Per- and polyfluoroalkyl substances and blood pressure in pre-diabetic adults-cross-sectional and longitudinal analyses of the diabetes prevention program outcomes study
By Pi-I D Lin, Andres Cardenas, Russ Hauser, Diane R Gold, Ken P Kleinman, Marie-France Hivert, Antonia M Calafat, Thomas F Webster, Edward S Horton, and Emily Oken
March 16, 2020
The relationship of plasma concentration of per- and polyfluoroalkyl substances (PFAS) with blood pressure (BP) is uncertain. This study examined cross-sectional and prospective associations of PFAS with BP and hypertension.
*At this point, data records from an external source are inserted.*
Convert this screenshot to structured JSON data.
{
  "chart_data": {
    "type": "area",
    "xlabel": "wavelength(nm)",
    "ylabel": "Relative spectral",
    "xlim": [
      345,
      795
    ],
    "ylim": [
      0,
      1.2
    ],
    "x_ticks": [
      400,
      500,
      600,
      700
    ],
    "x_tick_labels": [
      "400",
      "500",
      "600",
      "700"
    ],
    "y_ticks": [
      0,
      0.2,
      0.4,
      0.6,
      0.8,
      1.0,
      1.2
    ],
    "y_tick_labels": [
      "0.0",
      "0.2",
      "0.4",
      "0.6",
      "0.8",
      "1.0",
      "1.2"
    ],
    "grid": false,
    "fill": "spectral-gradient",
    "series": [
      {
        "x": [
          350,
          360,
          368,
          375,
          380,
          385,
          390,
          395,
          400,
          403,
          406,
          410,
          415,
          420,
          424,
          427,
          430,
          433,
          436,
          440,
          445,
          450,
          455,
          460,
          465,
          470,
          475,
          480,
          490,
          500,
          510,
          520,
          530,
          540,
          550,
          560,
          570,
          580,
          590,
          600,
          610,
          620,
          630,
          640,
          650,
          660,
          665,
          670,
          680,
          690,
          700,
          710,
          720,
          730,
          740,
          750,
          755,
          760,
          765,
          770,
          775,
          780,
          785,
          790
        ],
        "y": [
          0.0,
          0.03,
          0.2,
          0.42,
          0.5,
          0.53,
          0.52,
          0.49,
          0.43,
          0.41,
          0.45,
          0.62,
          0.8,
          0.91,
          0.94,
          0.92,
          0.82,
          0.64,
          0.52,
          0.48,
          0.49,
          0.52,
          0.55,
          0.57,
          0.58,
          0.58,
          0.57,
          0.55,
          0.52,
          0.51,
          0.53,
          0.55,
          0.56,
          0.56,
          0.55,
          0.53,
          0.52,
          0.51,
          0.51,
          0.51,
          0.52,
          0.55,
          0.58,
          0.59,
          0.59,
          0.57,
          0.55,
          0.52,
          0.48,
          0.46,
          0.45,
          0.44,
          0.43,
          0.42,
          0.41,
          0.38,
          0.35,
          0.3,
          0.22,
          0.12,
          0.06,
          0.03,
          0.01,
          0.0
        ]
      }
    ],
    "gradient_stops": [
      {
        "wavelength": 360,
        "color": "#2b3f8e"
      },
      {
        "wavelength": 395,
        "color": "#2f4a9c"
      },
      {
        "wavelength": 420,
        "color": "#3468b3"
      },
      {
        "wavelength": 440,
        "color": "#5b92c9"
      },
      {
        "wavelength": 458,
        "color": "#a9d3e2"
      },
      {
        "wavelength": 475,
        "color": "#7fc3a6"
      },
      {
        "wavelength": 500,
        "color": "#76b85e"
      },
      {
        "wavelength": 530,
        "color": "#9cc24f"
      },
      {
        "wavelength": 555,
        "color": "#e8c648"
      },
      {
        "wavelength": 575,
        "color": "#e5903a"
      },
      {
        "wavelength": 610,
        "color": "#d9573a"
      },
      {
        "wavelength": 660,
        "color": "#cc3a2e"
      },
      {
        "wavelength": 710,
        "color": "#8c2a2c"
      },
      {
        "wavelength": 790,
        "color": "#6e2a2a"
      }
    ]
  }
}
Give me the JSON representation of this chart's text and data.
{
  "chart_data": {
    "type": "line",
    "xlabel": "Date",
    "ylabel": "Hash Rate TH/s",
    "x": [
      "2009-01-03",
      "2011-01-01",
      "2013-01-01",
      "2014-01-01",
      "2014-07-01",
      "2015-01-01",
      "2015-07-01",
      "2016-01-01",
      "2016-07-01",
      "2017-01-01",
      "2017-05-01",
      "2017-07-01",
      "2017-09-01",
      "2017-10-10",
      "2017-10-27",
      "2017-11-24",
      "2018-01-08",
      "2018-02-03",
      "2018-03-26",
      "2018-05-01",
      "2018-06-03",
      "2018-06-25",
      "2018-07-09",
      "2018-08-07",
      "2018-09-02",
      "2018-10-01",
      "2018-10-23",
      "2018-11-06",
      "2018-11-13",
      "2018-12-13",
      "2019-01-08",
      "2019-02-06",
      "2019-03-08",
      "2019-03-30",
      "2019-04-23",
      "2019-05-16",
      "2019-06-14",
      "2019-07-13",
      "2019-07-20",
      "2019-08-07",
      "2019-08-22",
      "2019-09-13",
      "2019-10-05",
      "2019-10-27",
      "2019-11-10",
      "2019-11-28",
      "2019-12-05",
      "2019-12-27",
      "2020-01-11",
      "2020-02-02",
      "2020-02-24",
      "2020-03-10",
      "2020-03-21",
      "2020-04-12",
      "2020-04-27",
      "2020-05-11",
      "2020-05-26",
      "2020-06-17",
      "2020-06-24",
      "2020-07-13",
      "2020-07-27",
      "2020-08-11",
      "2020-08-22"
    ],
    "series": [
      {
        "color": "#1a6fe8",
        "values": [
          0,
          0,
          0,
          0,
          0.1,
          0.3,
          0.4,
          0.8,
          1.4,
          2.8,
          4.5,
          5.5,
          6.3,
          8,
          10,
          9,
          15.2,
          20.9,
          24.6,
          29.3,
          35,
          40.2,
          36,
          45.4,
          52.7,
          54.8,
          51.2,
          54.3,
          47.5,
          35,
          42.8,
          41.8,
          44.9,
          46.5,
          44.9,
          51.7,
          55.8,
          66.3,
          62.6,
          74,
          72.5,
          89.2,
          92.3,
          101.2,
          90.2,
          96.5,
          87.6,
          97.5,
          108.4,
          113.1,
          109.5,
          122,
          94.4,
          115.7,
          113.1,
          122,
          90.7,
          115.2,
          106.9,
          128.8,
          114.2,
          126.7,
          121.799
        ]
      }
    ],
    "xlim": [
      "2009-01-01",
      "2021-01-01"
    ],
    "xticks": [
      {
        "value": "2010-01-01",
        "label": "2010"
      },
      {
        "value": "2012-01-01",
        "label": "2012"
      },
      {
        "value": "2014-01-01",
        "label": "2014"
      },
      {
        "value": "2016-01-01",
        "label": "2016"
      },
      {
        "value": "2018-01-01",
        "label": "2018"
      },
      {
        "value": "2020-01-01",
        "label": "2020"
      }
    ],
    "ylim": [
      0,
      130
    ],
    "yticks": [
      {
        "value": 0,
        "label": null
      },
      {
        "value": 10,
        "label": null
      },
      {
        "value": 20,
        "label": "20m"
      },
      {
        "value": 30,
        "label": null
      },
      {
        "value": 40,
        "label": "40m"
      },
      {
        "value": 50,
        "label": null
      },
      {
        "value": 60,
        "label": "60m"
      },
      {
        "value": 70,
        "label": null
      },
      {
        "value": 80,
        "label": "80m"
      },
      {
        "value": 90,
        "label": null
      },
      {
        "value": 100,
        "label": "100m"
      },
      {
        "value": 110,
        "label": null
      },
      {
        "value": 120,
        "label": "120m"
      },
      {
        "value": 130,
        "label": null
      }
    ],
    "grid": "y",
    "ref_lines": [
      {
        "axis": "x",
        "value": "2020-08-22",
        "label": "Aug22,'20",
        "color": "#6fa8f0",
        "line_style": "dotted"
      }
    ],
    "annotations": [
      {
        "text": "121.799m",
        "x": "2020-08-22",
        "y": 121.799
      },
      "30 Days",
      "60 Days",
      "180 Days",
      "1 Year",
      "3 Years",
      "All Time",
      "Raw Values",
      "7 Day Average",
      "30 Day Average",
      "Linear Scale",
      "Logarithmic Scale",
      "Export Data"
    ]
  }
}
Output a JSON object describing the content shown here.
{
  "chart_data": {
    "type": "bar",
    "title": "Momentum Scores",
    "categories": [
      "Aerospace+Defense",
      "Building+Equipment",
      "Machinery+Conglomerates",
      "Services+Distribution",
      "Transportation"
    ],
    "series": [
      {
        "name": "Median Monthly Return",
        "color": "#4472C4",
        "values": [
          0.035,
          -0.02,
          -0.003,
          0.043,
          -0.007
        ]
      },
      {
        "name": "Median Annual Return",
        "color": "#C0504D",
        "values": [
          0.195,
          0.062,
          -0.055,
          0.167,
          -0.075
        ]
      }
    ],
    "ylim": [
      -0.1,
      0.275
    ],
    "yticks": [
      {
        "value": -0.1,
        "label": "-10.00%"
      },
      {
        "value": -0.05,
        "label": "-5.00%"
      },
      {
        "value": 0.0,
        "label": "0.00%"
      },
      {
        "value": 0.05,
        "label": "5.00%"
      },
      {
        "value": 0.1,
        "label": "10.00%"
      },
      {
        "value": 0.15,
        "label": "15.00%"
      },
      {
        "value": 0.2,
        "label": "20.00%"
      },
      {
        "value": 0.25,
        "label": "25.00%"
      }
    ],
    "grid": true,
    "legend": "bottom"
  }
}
We quantified plasma PFAS concentrations from 957 participants enrolled in the lifestyle and placebo arms of the Diabetes Prevention Program (DPP), a randomized controlled trial with approximately 15 years of follow-up. We used multivariable linear and logistic regressions to test cross-sectional associations of six PFAS, including perfluorooctanesulfonic acid (PFOS), perfluorooctanoic acid (PFOA), perfluorohexane sulfonic acid (PFHxS), N-ethyl-perfluorooctane sulfonamido acetic acid (EtFOSAA), N-methyl-perfluorooctane sulfonamido acetic acid (MeFOSAA), and perfluorononanoic acid (PFNA), with BP and hypertension prevalence, respectively, at baseline. We used generalized linear mixed models to estimate longitudinal associations between baseline PFAS and the rate of BP changes, and Cox-Proportional hazard models to estimate risk of developing hypertension relative to baseline PFAS. Models were adjusted for baseline age, sex, race/ethnicity, treatment arm, educational attainment, income, marital status, smoking habit, alcohol drinking, and diet. We tested for effect modification by the treatment arm and sex, and accounted for multiple comparisons using the False-Discovery Rate (FDR). PFAS concentrations and hypertension prevalence within the study population (65.3% female, 57.7% White, 65.3% aged 40-59 years) were comparable to the general U.S. population. Cross-sectionally, we found small but statistically significant associations of baseline plasma concentrations of PFOA with systolic BP (β per doubling: 1.49 mmHg, 95% CI: 0.29, 2.70); and MeFOSAA with hypertension (RR = 1.09 per doubling, 95% CI: 1.01, 1.19). Estimates were not statistically significant after FDR adjustment. Longitudinally, we observed null associations in the placebo arm, but some inverse associations of baseline PFOS and MeFOSAA with systolic BP in the lifestyle arm, perhaps due to regression toward the mean. Baseline PFAS concentrations also were not prospectively associated with hypertension risk. Overall, there were modest and mostly null associations of plasma PFAS concentrations with BP and hypertension.